Honeymoon in Vegas

Fools Rush In

Jack Singer (Rob McClure) has the Jewish mother to end all Jewish mothers.  On her deathbed, Bea (Nancy Opel) asks her son, “How can I know you’ll love me forever, unless I’m sure that you will never get married?” adding that “no other woman could love you like your mommy does.”  Unsurprisingly, this Oedipal incident gives Jack more than the usual amount of commitment problems, and even though he loves his girlfriend Betsy (Brynn O’Malley), he can’t seem to pull the trigger and propose.  But after a rather disastrous incident at Tiffany’s, the two decide to quickly get married in Vegas, which would be the end of the story if it weren’t for Tommy Korman (Tony Danza), a hotshot gambler whose dead wife looked exactly like Betsy.  Tommy tricks Jack into losing fifty-eight thousand dollars in a poker game, but suggests that he can pay off his debt by loaning Betsy to him for the weekend.

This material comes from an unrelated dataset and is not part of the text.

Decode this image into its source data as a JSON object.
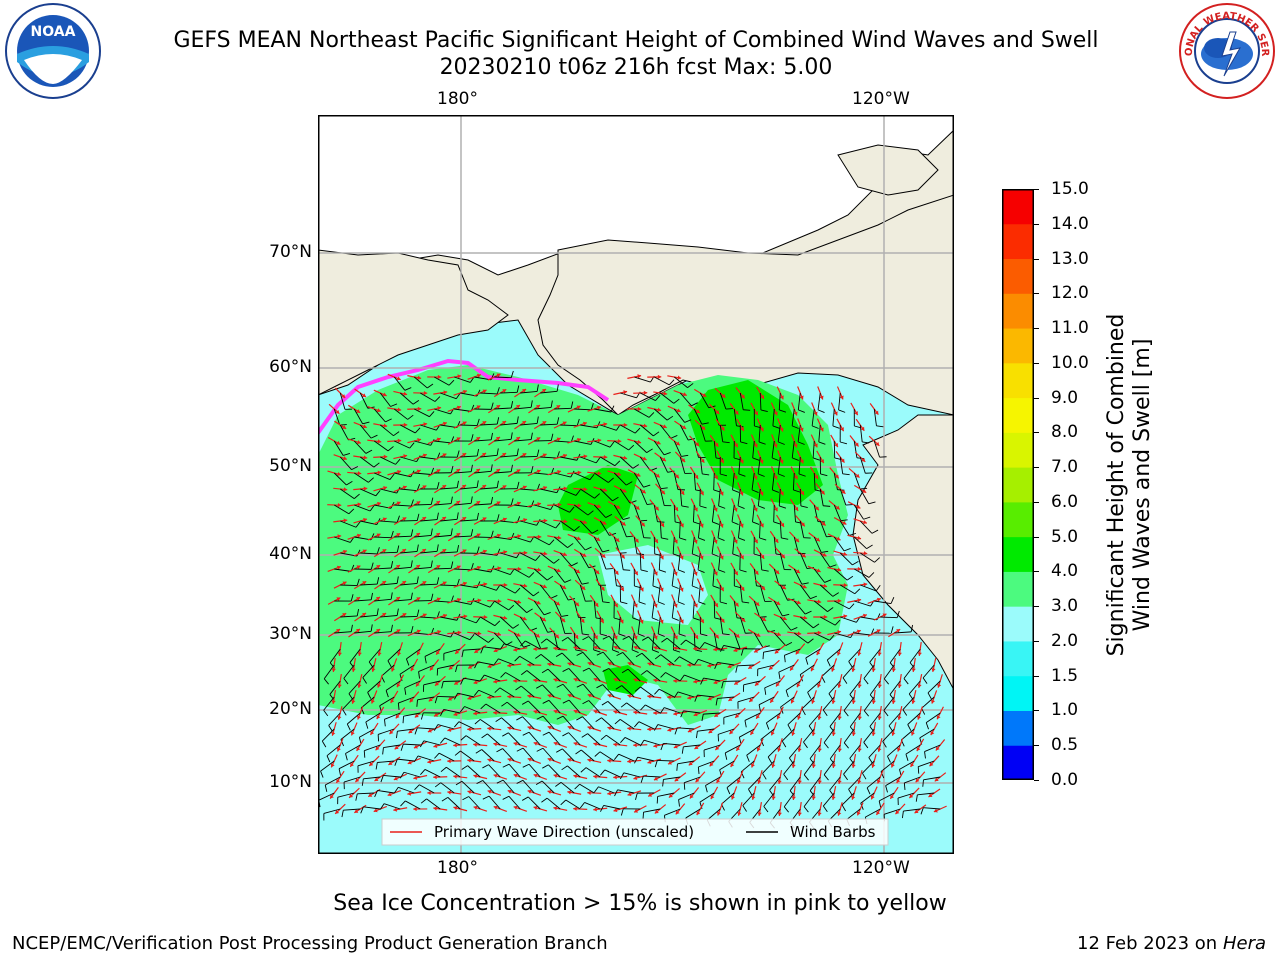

Honeymoon in Vegas, which opened Thursday at the Nederlander Theatre, is based on a rather mediocre, early ‘nineties comedy starring Nicolas Cage, Sarah Jessica Parker, and James Caan—the kind of forgettable, PG-13 affair that largely survived in DVD bargain bins before the era of streaming rendered all DVDs a bargain.  The musical, with a book by the film’s writer/director Andrew Bergman and music and lyrics by Jason Robert Brown, does a fine job in its first act of playing up the outlandishness of its premise while slinging amiable if unremarkable songs.  In “I Love Betsy,” Jack belts, “I like singing on the pier / I like Broadway (once a year) / But I love Betsy!” then adds, “I like visits to the zoo / I love opera, that’s not true / But I love Betsy!”  It also cuts the fat of the original script, deciding to nix Jack’s career as a private detective—which includes a client who swears his unattractive wife is cuckolding him with Mike Tyson—as well as an unnecessary supporting character, the pretentious and spacey Chief Orman, apparently based on Marlon Brando.

By the second act, however, the fat piles up again, and at two and a half hours, Honeymoon in Vegas overstays its welcome.  True, Mr. McClure, who was phenomenal in the otherwise joyless Chaplin, is a tireless and endearing presence, ideal for musical theater.  And his co-star, Ms. O’Malley, succeeds in the tough job of convincing us that Betsy might actually fall for Tommy in the space of forty-eight hours.  Unfortunately, the headliner here, Mr. Danza, has trouble with projection (even with a mic, his singing is barely louder than the orchestra).  But more importantly, most of the narrative is framed by an Elvis convention taking place in Vegas, and when you don’t have the money (or the inclination) for his songs, your own are going to seem pretty paltry by comparison.  Having a slew of lookalikes muttering and scoffing in imitation of The King can’t make up for the fact that we never get to hear a rendition of, say, “Suspicious Minds.”  The result, then, is a disappointing original work that might have been much better as a jukebox musical.

Honeymoon in Vegas runs through April 5th at the Nederlander Theatre.  208 W. 41st Street  New York, NY.  2 hours 35 minutes.  One intermission.